Vibrations reduction system (VRS)

 

A comfortable flight requires a low level of vibrations of the rotor. Entire modeling of the aircraft was used to obtain appropriate data samples for analyzing such vibrations. Five components can be selected for the analysis of these vibrations. The first two are the same as I presented for the analysis of the "wired wings" simulations. These are the horizontal and vertical components of the acceleration of the entire aircraft, normalized by gravitational acceleration at the ground level. The third component is the deviation of the external moment ratio EMR or shaft moment ratio. This deviation is calculated as the difference between the instantaneous value and the value averaged over all analyzed samples. The fourth component is the deviation of IMR. And the fifth component is the deviation of WSN. Also, it can be understood that for this analysis only samples are enough that lay in the time range that corresponds to the range of positions between any two neighbor wings or a bit more. For N wings, this periodic time range is the N-th fraction of the entire rotor phase, and so I refer to the time inside it as a minor phase. Also, I consider that it varies globally from zero to N, instead of from zero to one periodically, as this is better for analysis. And so, I extracted such data from the result of the flight simulation for the cruise flight and prepared plots for this. A plot for the first three mentioned components is represented below.

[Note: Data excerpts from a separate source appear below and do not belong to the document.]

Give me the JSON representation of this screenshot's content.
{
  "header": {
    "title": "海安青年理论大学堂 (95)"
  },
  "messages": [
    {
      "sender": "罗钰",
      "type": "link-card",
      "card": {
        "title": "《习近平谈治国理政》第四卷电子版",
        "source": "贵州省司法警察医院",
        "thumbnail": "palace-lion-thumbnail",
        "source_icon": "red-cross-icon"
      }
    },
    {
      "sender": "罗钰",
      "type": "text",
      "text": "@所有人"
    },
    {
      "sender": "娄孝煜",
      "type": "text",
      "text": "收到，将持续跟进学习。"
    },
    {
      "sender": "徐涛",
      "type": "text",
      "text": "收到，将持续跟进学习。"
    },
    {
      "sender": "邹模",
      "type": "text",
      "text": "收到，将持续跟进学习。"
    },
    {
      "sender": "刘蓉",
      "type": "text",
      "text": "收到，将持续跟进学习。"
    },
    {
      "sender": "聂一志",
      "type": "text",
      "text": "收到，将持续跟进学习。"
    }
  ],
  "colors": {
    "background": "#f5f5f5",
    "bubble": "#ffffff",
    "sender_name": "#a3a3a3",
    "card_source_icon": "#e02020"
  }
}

Vibrations: accelerations and EMR

This plot exposes quite low deviations for the vertical acceleration and EMR. In the case of referencing the EMR at the radius of the rotor, both their impacts will be below 0.001g on the amplitude basis. And also, they are in counter phase, so some compensation will exist, since the center of gravity of the aircraft is located some under the forward side of the rotor. And for the horizontal acceleration, these variations are much lower.

Vibrations: IMR and WSN

The plot above represents the two remained components, which are exactly synchronized by their common horizontal axes of the minor phase with the previous plot. This plot exposes significantly high deviations for IMR, which have an amplitude of about 0.03g at the radius of the rotor and a spectrum of high harmonics. Also, deviations of WSN, presented here, are low, with an amplitude below 0.000002, or 0.2mm/s if a normalizing speed of 100 m/s is used. Also, they are synchronized with EMR. The vibrations from IMR can be reduced simply by using a symmetrical airfoil. But there is another way. This can be performed by an active vibration reduction system VRS, which poses special patterns of additional current in the coils of the electric engine of the rotor to compensate for the vibrations propagating through the stationary elements of the rotor. These patterns should be synchronized with the minor phase of the rotor. In addition, the low level of these WSN variations provides sufficient margin for this. Also, this VRS will be more simplified if the number of the wings is a common divider of the number of poles of the engine. Also, such a pattern shouldn't follow on straightforward manner from the presented plots, since it depends on the actual mechanics properties of all the tiers of the aircraft near the rotor's vicinity and on particular flight operations. And so, it can only be obtained experimentally or through detailed modeling.

 

The active VRS can be implemented as an extension of the central computer mediated in-flight management. The VRS applies compensating patterns of currents to the coils of both engines by a pattern generator connected to both power circuits. The pattern generator plays a particular active pattern, which is scaled in time using a minor phase signal. Particularly, the minor phase signal can be synchronized with the phase powering of these engines for a particular number of poles in the rotors of these engines. In another case a separated minor phase sensor extracts this minor phase signal from both rotors. The central computer can manage this pattern generator through loading this active pattern from a pattern store, dependently on a particular flight operation or a load state. Also, this pattern generator can be implemented as a part of the engine controller, especially in the case of synchronizing the minor phase signal with the phase powering of the engines.